On 5/25/23 10:11, Michal Koutný wrote:
On Thu, May 25, 2023 at 12:35:18PM +0800, Ming Lei ming.lei@redhat.com wrote:
It is less a problem if the cgroup to be destroyed also has other controllers like memory that will call cgroup_rstat_flush() which will clean up the reference count. If block is the only controller that uses rstat, these offline blkcg and blkgs may never be freed leaking more and more memory over time.
On v2, io implies memory too. Do you observe the leak on the v2 system too?
(Beware that (not only) dirty pages would pin offlined memcg, so the actual mem_cgroup_css_release and cgroup_rstat_flush would be further delayed.)
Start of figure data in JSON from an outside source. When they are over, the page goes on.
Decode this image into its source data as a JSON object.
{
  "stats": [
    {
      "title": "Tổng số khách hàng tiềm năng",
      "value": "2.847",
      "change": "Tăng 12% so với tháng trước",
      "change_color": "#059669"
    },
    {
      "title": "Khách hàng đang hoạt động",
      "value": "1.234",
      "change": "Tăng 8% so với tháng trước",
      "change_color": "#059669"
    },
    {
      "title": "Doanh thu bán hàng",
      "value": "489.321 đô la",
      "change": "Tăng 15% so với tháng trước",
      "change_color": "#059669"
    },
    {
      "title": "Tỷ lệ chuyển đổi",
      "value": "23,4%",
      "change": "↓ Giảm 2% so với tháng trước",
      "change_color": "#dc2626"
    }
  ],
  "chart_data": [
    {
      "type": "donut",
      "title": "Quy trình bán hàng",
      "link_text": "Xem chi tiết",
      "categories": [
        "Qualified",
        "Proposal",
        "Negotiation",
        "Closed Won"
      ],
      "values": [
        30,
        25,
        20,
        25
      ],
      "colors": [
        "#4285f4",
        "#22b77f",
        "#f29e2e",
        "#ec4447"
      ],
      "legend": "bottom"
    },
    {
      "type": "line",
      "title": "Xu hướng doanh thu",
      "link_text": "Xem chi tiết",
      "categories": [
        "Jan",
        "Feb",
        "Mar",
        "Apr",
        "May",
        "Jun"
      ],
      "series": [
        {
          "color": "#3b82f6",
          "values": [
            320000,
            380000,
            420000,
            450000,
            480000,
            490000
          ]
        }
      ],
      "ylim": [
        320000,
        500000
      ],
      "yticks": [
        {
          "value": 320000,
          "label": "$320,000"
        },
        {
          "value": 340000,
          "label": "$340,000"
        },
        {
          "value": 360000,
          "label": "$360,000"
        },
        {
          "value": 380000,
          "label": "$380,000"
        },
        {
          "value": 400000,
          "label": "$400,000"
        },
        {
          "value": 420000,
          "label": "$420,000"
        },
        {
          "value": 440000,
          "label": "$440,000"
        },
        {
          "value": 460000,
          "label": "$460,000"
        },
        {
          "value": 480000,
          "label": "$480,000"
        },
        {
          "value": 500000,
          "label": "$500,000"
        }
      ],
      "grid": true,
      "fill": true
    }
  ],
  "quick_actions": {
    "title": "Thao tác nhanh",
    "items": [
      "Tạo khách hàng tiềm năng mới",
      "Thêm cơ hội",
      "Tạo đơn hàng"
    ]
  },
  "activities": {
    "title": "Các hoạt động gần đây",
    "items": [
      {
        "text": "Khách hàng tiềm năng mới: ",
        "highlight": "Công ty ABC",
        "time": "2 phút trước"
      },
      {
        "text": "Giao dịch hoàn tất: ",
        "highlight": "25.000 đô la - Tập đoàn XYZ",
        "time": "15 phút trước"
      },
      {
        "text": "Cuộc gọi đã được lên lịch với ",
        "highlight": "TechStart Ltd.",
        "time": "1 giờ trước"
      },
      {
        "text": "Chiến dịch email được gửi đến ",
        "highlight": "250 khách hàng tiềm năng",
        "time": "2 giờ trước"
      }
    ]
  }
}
The memory leak isn't observed on cgroup v2 as the cgroup_rstat_flush() call by the memory controller will help to flush the extra references holding back blkcgs. It is only happening with a cgroup v1 configuration where blkcg is standalone in a cgroup.
To prevent this potential memory leak:
- flush blkcg per-cpu stats list in __blkg_release(), when no new stat
can be added
- add global blkg_stat_lock for covering concurrent parent blkg stat
update
It's bit unfortunate yet another lock is added :-/
IIUC, even Waiman's patch (flush in blkcg_destroy_blkcfs) would need synchronization for different CPU replicas flushes in blkcg_iostat_update, right?
Right, the goal is to prevent concurrent call of blkcg_iostat_update() to the same blkg.
Cheers, Longman